Les collections patrimoniales de la bibliothèque de l’INHA, héritées de la Bibliothèque d’art et d’archéologie fondée par Jacques Doucet en 1908 et donnée par le grand couturier, mécène et collectionneur à l’université de Paris en 1917, sont de mieux en mieux connues grâce à un programme de recherche de l’INHA qui vise à reconstituer l’histoire de cette institution. De vocation universaliste, elle fut créée pour combler un vide dans le panorama scientifique et culturel français, et pour offrir aux « travailleurs », comme on appelait à l’époque les chercheurs, les instruments et les supports de savoirs les plus divers afin d’approfondir la connaissance des œuvres d’art, de leur histoire, et surtout des techniques employées pour les créer. L’institution porta une attention tout particulière pour l’estampe, occidentale comme orientale.

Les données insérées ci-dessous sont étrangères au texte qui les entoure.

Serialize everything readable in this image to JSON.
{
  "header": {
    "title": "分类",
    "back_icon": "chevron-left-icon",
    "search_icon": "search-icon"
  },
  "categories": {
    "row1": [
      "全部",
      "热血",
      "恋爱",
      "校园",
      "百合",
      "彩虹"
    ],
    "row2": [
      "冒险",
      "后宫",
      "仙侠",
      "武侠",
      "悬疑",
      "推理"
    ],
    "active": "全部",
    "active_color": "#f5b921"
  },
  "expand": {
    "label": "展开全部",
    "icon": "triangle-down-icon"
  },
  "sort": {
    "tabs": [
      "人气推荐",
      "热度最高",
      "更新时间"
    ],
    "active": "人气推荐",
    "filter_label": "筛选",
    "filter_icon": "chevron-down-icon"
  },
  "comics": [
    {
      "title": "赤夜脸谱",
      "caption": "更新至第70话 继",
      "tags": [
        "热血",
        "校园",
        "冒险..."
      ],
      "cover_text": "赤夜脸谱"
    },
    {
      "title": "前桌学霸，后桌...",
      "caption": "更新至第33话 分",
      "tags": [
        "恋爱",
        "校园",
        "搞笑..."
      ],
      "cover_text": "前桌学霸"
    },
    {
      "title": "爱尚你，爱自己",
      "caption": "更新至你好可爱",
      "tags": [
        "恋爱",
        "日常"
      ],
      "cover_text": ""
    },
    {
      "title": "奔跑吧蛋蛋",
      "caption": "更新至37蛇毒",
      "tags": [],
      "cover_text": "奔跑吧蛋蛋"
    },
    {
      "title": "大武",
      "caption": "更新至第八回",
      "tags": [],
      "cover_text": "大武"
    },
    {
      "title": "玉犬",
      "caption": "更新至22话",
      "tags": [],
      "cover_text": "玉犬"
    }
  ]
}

Parmi les fleurons de la bibliothèque d’Art et d’Archéologie, on connaît bien les riches fonds de livres de fêtes, de recueils de gravures d’ornements, les œuvres du Cabinet des estampes modernes, qui a fait récemment l’objet de deux journées d’étude, ou encore les collections photographiques. Mais d’autres ensembles, moins attendus mais non moins riches, y sont également conservés. Parmi eux, un fonds japonais de cent dix titres dont l’acquisition entre 1906 et 1914 est peu documentée, hormis les achats chez le marchand parisien Charles Vignier : il s’agit exclusivement de livrets xylographiques illustrés, à l’exception d’un seul, qui est en réalité une série d’estampes reliées en album et réunies sous le titre de Cent vues de Naniwa, le nom primitif d’Ōsaka. Datant d’environ 1863-1864, fruit de la collaboration entre trois artistes – Kunikazu, Yoshitaki et Yoshiyuki, appartenant à l’école Utagawa qui domina le monde de l’ukiyo-e dans la première moitié du XIXe siècle –, cette série de cent gravures de vues d’Ōsaka et ses alentours a un caractère exceptionnel, car elle est la première et la seule d’une telle ampleur à l’époque Edo. Consultable sur la bibliothèque numérique de l’INHA, elle est aujourd’hui publiée en fac-similé, accompagnée par les textes limpides, agréables et savants de Christophe Marquet, historien de l’art japonais et directeur d’études à l’École française d’Extrême-Orient – qui était déjà intervenu à propos du fonds japonais lors de la journée d’étude Ars asiatica II, consacrée aux collections extrême-orientales de la bibliothèque d’Art et d’Archéologie. Le livre est publié par les Éditions Picquier qui ont, par le passé, déjà reproduit en fac-similé des originaux japonais des collections de l’INHA.
Avec plus de 300 000 habitants, Ōsaka est à la moitié du XIXe siècle la deuxième cité du Japon par son importance derrière Edo, le siège du pouvoir shogunal, et devant Kyōto, la capitale impériale. Ōsaka a été l’une des villes japonaises les plus détruites pendant la Seconde Guerre mondiale par les bombardements américains, et la reconstruction d’après-guerre et le développement économique et urbain en ont fait disparaître de nombreux sites et paysages d’autrefois sous une nouvelle ville. Les Cent vues de Naniwa restituent donc un peu de ce que fut, il y a un siècle et demi, cette ville que le naturaliste suédois Thunberg, qui la visita en 1776 avec l’ambassade hollandaise, compara à Paris pour sa prospérité commerciale et artistique.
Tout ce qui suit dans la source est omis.